Jesienne ferie: nauczyciele i uczniowie ich potrzebują?
Do Ministerstwa Edukacji Narodowej trafiają postulaty, które uzasadniają potrzebę tzw. jesiennych ferii. Najczęściej wszystko sprowadza się do tego, że czas od 1 września do pierwszej dłuższej przerwy w nauce, czyli ferii świątecznych (na okoliczność Bożego Narodzenia i Nowego Roku) - jest zbyt długi.
Zdaniem wszystkich, którzy opowiadają się za reorganizacją roku szkolnego poprzez wprowadzenie ferii jesiennych - znakomicie wpłynęłoby to na samopoczucie nauczycieli i uczniów. I jedni, i drudzy mają bowiem dotkliwie odczuwać skutki przemęczenia.
Osoby, które optują za taką zmianą, przekonują, że właśnie taki kalendarz roku szkolnego obowiązuje już w innych krajach Europy (takich jak np. Dania i Holandia).
Ile mają trwać jesienne ferie?
Jesienne ferie mają być dużo krótsze od tych świątecznych i zimowych. Aktualnie mówi się o tym, że miałyby trwać one 5 dni. Zgodnie z postulatami, które wpłynęły do MEN, jesienne ferie powinny mieć miejsce na przełomie października i listopada.
Za wprowadzeniem ferii jesiennych oprócz dobrostanu dzieci powinien przemawiać też komfort nauczycieli. Większość z nich czuje się bowiem przeciążona obowiązkami - biurokracją, godzinami lekcyjnymi oraz obowiązkami, które nie wchodzą w tzw. godziny tablicowe
- uważa Karolina Pol, szefowa Niepublicznego Ośrodka Doskonalenia Nauczycieli EduKaPol Szkolenia. Podkreśla ona, że już właśnie w listopadzie wielu nauczycieli skarży się jej, że czują się jakby przebiegli maraton.

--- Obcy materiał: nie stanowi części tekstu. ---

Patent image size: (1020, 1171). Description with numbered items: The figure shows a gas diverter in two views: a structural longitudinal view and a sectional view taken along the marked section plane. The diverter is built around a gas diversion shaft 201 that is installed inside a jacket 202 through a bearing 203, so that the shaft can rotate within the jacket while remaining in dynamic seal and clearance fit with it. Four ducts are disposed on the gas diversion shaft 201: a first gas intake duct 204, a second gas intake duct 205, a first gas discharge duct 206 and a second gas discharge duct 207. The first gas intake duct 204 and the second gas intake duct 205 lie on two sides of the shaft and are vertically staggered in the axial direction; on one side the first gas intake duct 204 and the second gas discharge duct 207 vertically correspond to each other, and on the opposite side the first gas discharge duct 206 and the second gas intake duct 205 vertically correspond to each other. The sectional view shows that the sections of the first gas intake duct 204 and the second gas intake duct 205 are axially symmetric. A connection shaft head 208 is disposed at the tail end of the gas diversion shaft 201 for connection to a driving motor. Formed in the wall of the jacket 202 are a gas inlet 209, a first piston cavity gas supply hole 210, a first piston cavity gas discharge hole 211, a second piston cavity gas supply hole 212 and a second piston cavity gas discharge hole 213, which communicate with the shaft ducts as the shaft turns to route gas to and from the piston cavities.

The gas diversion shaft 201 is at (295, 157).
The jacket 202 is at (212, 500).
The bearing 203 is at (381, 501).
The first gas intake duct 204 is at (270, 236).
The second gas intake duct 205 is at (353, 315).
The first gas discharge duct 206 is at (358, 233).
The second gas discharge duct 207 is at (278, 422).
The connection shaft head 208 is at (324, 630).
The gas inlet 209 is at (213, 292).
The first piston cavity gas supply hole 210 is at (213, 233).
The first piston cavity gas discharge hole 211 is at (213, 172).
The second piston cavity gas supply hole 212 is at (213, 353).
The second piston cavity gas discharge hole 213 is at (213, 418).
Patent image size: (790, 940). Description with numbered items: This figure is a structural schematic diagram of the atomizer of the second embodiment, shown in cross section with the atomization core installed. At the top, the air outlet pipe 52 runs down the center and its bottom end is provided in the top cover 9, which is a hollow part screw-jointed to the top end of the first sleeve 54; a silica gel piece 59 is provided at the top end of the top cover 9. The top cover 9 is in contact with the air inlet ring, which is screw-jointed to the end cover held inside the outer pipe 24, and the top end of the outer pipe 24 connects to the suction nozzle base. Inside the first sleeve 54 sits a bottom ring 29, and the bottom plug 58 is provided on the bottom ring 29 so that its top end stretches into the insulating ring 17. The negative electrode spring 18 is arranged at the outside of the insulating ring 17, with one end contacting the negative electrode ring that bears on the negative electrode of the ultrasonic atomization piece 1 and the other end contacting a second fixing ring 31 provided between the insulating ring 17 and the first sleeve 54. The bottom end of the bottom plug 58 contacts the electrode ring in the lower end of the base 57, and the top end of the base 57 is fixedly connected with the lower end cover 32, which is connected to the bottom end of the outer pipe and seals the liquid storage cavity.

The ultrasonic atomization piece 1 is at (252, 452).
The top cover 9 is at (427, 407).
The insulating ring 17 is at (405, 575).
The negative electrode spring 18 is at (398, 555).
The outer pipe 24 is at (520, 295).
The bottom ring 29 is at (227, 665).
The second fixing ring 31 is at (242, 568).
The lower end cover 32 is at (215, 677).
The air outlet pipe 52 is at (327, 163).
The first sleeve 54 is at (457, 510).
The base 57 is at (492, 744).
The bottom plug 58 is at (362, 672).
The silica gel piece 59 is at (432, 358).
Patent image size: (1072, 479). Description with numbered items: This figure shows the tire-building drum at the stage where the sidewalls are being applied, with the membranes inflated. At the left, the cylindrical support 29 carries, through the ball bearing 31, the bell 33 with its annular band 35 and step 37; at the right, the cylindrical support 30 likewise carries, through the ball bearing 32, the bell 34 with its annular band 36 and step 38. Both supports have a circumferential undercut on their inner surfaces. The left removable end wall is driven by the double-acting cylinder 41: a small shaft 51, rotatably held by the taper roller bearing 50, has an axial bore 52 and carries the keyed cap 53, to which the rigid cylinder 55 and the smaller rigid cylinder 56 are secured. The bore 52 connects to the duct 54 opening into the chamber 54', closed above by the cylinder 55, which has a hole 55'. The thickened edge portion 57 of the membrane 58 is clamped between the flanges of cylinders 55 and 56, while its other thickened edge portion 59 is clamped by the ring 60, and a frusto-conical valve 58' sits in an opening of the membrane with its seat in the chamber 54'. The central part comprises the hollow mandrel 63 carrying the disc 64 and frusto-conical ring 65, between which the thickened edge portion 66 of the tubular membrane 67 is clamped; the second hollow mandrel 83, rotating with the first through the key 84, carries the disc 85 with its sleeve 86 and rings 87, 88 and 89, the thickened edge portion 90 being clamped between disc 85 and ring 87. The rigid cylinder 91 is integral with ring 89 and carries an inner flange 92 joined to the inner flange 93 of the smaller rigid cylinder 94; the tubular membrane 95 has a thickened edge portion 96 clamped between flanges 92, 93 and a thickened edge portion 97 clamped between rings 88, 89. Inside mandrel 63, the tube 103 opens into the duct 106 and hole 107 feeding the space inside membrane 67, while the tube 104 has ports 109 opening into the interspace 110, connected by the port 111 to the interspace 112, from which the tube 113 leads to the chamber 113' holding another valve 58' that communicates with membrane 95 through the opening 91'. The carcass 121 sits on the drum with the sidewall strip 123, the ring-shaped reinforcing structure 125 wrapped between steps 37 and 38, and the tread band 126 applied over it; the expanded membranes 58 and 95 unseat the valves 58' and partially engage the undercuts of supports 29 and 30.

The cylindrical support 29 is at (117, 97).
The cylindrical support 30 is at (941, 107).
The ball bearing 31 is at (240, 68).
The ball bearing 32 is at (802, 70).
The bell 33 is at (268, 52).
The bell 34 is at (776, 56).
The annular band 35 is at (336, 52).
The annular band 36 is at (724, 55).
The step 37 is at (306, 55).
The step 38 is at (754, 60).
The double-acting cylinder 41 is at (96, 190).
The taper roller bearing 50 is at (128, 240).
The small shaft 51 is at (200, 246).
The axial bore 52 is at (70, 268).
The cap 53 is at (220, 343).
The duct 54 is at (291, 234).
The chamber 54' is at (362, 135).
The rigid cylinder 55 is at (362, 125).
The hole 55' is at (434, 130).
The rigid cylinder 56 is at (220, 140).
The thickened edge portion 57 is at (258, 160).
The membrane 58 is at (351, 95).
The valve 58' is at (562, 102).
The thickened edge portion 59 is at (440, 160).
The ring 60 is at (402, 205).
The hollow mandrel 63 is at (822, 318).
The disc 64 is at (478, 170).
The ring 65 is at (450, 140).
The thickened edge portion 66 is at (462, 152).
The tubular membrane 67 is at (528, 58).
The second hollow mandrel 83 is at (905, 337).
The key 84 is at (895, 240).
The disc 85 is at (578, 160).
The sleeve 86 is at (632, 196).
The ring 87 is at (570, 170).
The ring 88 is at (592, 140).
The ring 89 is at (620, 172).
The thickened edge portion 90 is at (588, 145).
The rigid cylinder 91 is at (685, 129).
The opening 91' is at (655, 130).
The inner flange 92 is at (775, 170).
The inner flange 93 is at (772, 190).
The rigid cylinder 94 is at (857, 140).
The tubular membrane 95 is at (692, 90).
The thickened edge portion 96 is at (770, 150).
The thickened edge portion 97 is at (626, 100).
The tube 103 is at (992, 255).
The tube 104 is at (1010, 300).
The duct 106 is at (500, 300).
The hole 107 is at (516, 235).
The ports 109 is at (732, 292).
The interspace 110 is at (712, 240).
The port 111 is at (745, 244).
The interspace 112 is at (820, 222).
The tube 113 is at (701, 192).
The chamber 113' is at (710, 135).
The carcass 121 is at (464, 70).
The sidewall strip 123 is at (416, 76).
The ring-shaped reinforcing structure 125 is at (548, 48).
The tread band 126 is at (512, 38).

Póki co Ministerstwo Edukacji Narodowej nie zajęło żadnego stanowiska w tej sprawie. Wiadomo jedynie o zapewnieniu, że resort przyjrzy się plusom i minusom takiego rozwiązania. Niewykluczone, że ministerstwo chce przekonać się, jak na pomysł jesiennych ferii zareagują rodzice uczniów. Nie od dziś wiadomo, że z punktu widzenia polityków, nastroje społeczne są bardzo ważne, zwłaszcza w roku wyborów prezydenckich.